Mr Van der Veer said Shell would be increasingly looking for oil in frontier areas, as more companies entered the exploration business. “The market will become more and more competitive. We like to go to unconventional [locations], where we can use our project skills.”
He said cost inflation would account for about 20 per cent of the extra funds given by Shell to exploration and project development. Shell currently replaces 70-80 per cent of its proven reserves each year, but says it will reach 100 per cent replacement by 2008. It also aims to expand production to between 4.5m and 5m bpd by 2015.

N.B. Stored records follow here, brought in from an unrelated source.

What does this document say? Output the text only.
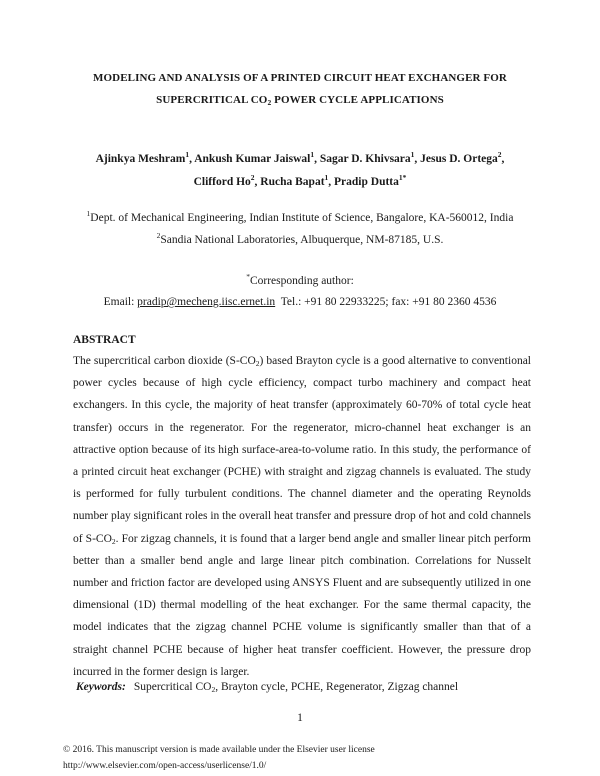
MODELING AND ANALYSIS OF A PRINTED CIRCUIT HEAT EXCHANGER FOR
SUPERCRITICAL $CO_2$ POWER CYCLE APPLICATIONS
Ajinkya Meshram$^1$, Ankush Kumar Jaiswal$^1$, Sagar D. Khivsara$^1$, Jesus D. Ortega$^2$,
Clifford Ho$^2$, Rucha Bapat$^1$, Pradip Dutta$^{1*}$
$^1$Dept. of Mechanical Engineering, Indian Institute of Science, Bangalore, KA-560012, India
$^2$Sandia National Laboratories, Albuquerque, NM-87185, U.S.
*Corresponding author:
Email: pradip@mecheng.iisc.ernet.in  Tel.: +91 80 22933225; fax: +91 80 2360 4536
ABSTRACT

The supercritical carbon dioxide $(S-CO_2)$ based Brayton cycle is a good alternative to conventional power cycles because of high cycle efficiency, compact turbo machinery and compact heat exchangers. In this cycle, the majority of heat transfer (approximately 60-70% of total cycle heat transfer) occurs in the regenerator. For the regenerator, micro-channel heat exchanger is an attractive option because of its high surface-area-to-volume ratio. In this study, the performance of a printed circuit heat exchanger (PCHE) with straight and zigzag channels is evaluated. The study is performed for fully turbulent conditions. The channel diameter and the operating Reynolds number play significant roles in the overall heat transfer and pressure drop of hot and cold channels of $S-CO_2$. For zigzag channels, it is found that a larger bend angle and smaller linear pitch perform better than a smaller bend angle and large linear pitch combination. Correlations for Nusselt number and friction factor are developed using ANSYS Fluent and are subsequently utilized in one dimensional (1D) thermal modelling of the heat exchanger. For the same thermal capacity, the model indicates that the zigzag channel PCHE volume is significantly smaller than that of a straight channel PCHE because of higher heat transfer coefficient. However, the pressure drop incurred in the former design is larger.

Keywords: Supercritical $CO_2$, Brayton cycle, PCHE, Regenerator, Zigzag channel
1
© 2016. This manuscript version is made available under the Elsevier user license
http://www.elsevier.com/open-access/userlicense/1.0/
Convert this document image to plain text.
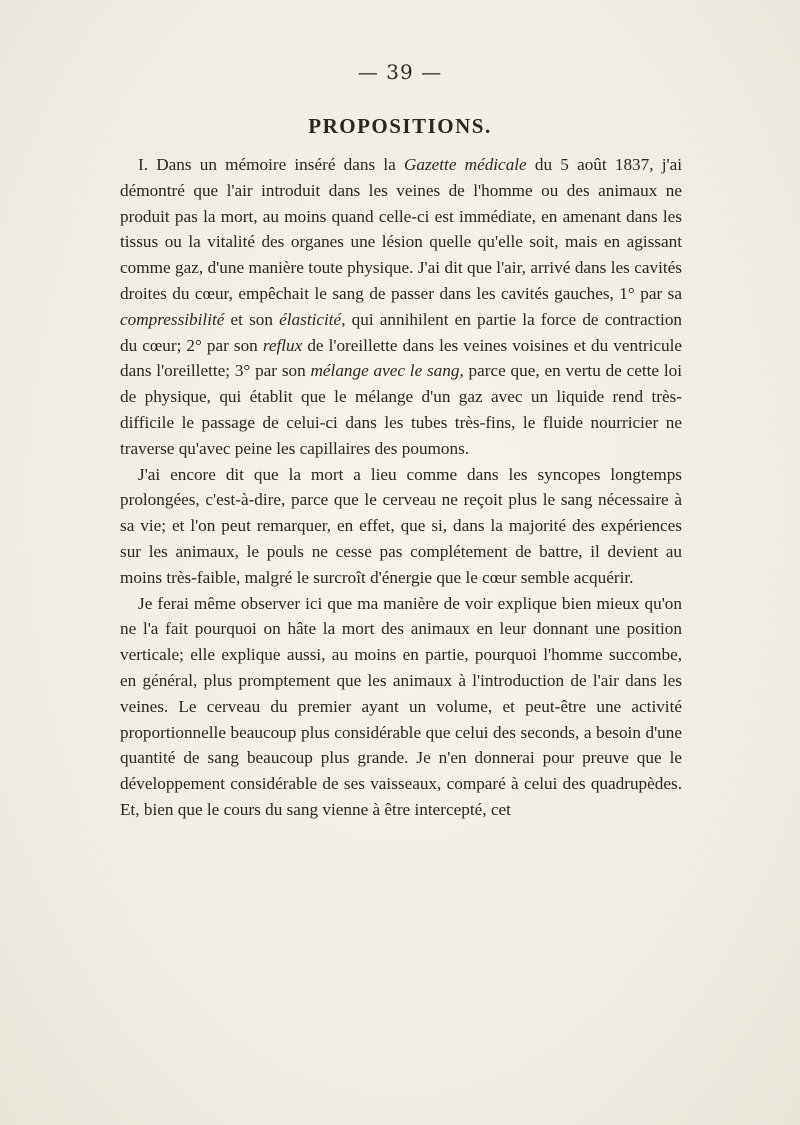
— 39 —
PROPOSITIONS.

I. Dans un mémoire inséré dans la Gazette médicale du 5 août 1837, j'ai démontré que l'air introduit dans les veines de l'homme ou des animaux ne produit pas la mort, au moins quand celle-ci est immédiate, en amenant dans les tissus ou la vitalité des organes une lésion quelle qu'elle soit, mais en agissant comme gaz, d'une manière toute physique. J'ai dit que l'air, arrivé dans les cavités droites du cœur, empêchait le sang de passer dans les cavités gauches, 1° par sa compressibilité et son élasticité, qui annihilent en partie la force de contraction du cœur; 2° par son reflux de l'oreillette dans les veines voisines et du ventricule dans l'oreillette; 3° par son mélange avec le sang, parce que, en vertu de cette loi de physique, qui établit que le mélange d'un gaz avec un liquide rend très-difficile le passage de celui-ci dans les tubes très-fins, le fluide nourricier ne traverse qu'avec peine les capillaires des poumons.

J'ai encore dit que la mort a lieu comme dans les syncopes longtemps prolongées, c'est-à-dire, parce que le cerveau ne reçoit plus le sang nécessaire à sa vie; et l'on peut remarquer, en effet, que si, dans la majorité des expériences sur les animaux, le pouls ne cesse pas complétement de battre, il devient au moins très-faible, malgré le surcroît d'énergie que le cœur semble acquérir.

Je ferai même observer ici que ma manière de voir explique bien mieux qu'on ne l'a fait pourquoi on hâte la mort des animaux en leur donnant une position verticale; elle explique aussi, au moins en partie, pourquoi l'homme succombe, en général, plus promptement que les animaux à l'introduction de l'air dans les veines. Le cerveau du premier ayant un volume, et peut-être une activité proportionnelle beaucoup plus considérable que celui des seconds, a besoin d'une quantité de sang beaucoup plus grande. Je n'en donnerai pour preuve que le développement considérable de ses vaisseaux, comparé à celui des quadrupèdes. Et, bien que le cours du sang vienne à être intercepté, cet
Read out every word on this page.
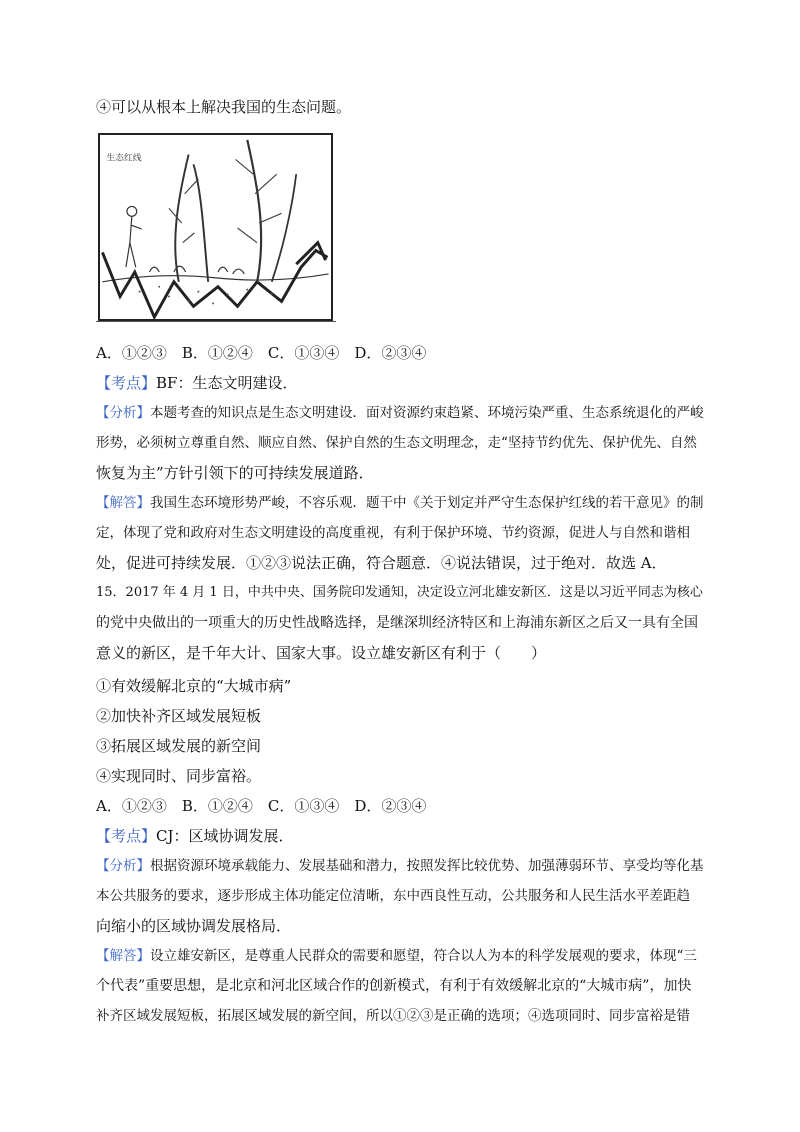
④可以从根本上解决我国的生态问题。
生态红线
A．①②③　B．①②④　C．①③④　D．②③④
【考点】BF：生态文明建设．
【分析】本题考查的知识点是生态文明建设．面对资源约束趋紧、环境污染严重、生态系统退化的严峻
形势，必须树立尊重自然、顺应自然、保护自然的生态文明理念，走“坚持节约优先、保护优先、自然
恢复为主”方针引领下的可持续发展道路．
【解答】我国生态环境形势严峻，不容乐观．题干中《关于划定并严守生态保护红线的若干意见》的制
定，体现了党和政府对生态文明建设的高度重视，有利于保护环境、节约资源，促进人与自然和谐相
处，促进可持续发展．①②③说法正确，符合题意．④说法错误，过于绝对．故选 A．
15．2017 年 4 月 1 日，中共中央、国务院印发通知，决定设立河北雄安新区．这是以习近平同志为核心
的党中央做出的一项重大的历史性战略选择，是继深圳经济特区和上海浦东新区之后又一具有全国
意义的新区，是千年大计、国家大事。设立雄安新区有利于（　　）
①有效缓解北京的“大城市病”
②加快补齐区域发展短板
③拓展区域发展的新空间
④实现同时、同步富裕。
A．①②③　B．①②④　C．①③④　D．②③④
【考点】CJ：区域协调发展．
【分析】根据资源环境承载能力、发展基础和潜力，按照发挥比较优势、加强薄弱环节、享受均等化基
本公共服务的要求，逐步形成主体功能定位清晰，东中西良性互动，公共服务和人民生活水平差距趋
向缩小的区域协调发展格局．
【解答】设立雄安新区，是尊重人民群众的需要和愿望，符合以人为本的科学发展观的要求，体现“三
个代表”重要思想，是北京和河北区域合作的创新模式，有利于有效缓解北京的“大城市病”，加快
补齐区域发展短板，拓展区域发展的新空间，所以①②③是正确的选项；④选项同时、同步富裕是错
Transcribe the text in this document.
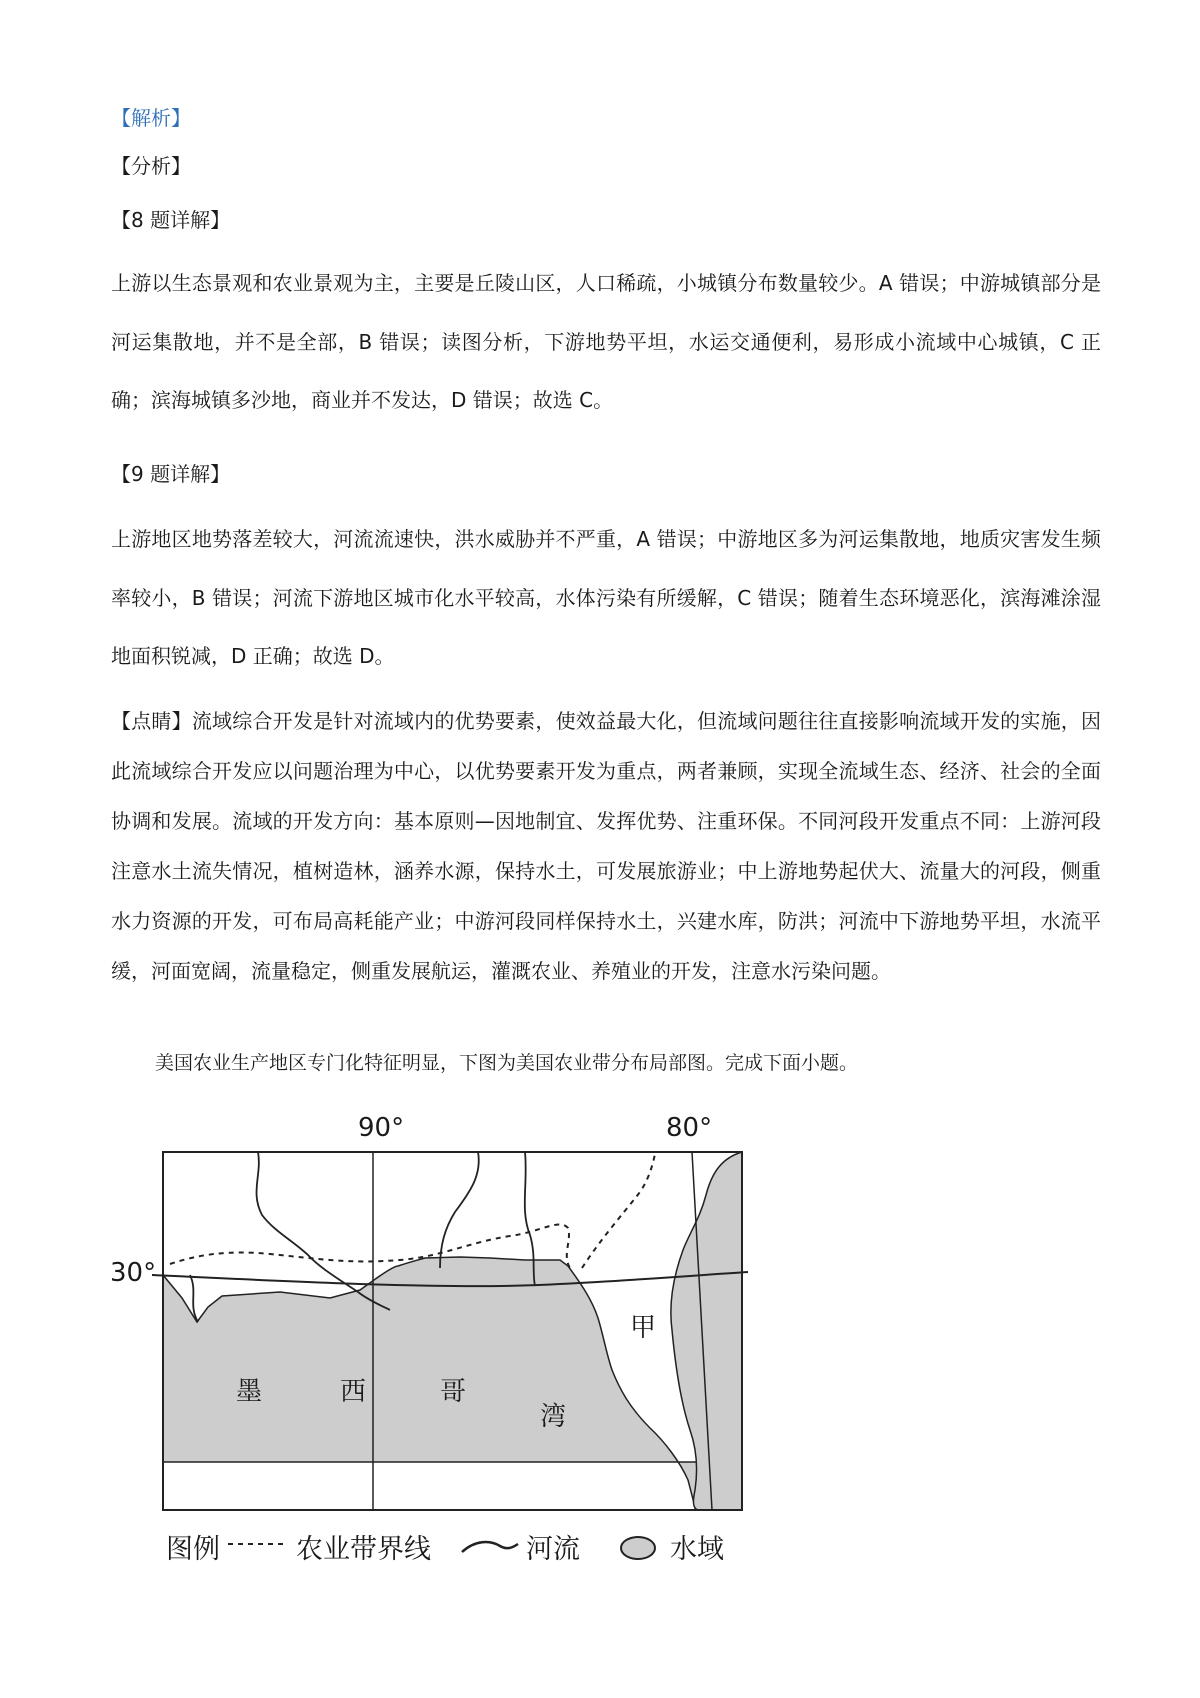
【解析】

【分析】

【8 题详解】

上游以生态景观和农业景观为主，主要是丘陵山区，人口稀疏，小城镇分布数量较少。A 错误；中游城镇部分是河运集散地，并不是全部，B 错误；读图分析，下游地势平坦，水运交通便利，易形成小流域中心城镇，C 正确；滨海城镇多沙地，商业并不发达，D 错误；故选 C。

【9 题详解】

上游地区地势落差较大，河流流速快，洪水威胁并不严重，A 错误；中游地区多为河运集散地，地质灾害发生频率较小，B 错误；河流下游地区城市化水平较高，水体污染有所缓解，C 错误；随着生态环境恶化，滨海滩涂湿地面积锐减，D 正确；故选 D。

【点睛】流域综合开发是针对流域内的优势要素，使效益最大化，但流域问题往往直接影响流域开发的实施，因此流域综合开发应以问题治理为中心，以优势要素开发为重点，两者兼顾，实现全流域生态、经济、社会的全面协调和发展。流域的开发方向：基本原则—因地制宜、发挥优势、注重环保。不同河段开发重点不同：上游河段注意水土流失情况，植树造林，涵养水源，保持水土，可发展旅游业；中上游地势起伏大、流量大的河段，侧重水力资源的开发，可布局高耗能产业；中游河段同样保持水土，兴建水库，防洪；河流中下游地势平坦，水流平缓，河面宽阔，流量稳定，侧重发展航运，灌溉农业、养殖业的开发，注意水污染问题。

美国农业生产地区专门化特征明显，下图为美国农业带分布局部图。完成下面小题。

90°	80°
30°
墨	西	哥
湾
甲
图例	农业带界线	河流	水域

The company has pledged to spend $19bn a year on new schemes, focusing on long-term projects in Nigeria, China, Oman, Russia and Malaysia. This excludes investment in the minority share of the Sakhalin project off the east coast of Russia. Exploration, discoveries, appraisals programmes and new business development added more than 2bn barrels of oil equivalent to reserves in 2005.
Mr Van der Veer said out of 12 “big cat” wells drilled in 2005, seven found hydrocarbons. A “big cat” well is one the company expects to yield 100m barrels of oil equivalent. He said 15 to 20 such wells would be drilled this year, but declined to say where.
Peter Voser, finance director, said Shell was not looking at large acquisitions, in spite of its large cash balance, and was focusing on “bolt-on” deals worth $10bn or less.
Shell's B shares fell 49p to £19.56 in London.
Royal Dutch Shell broke UK corporate profit records yesterday, as the impact of hurricanes in the US and recent unrest in Nigeria failed to counteract the benefit of high oil prices.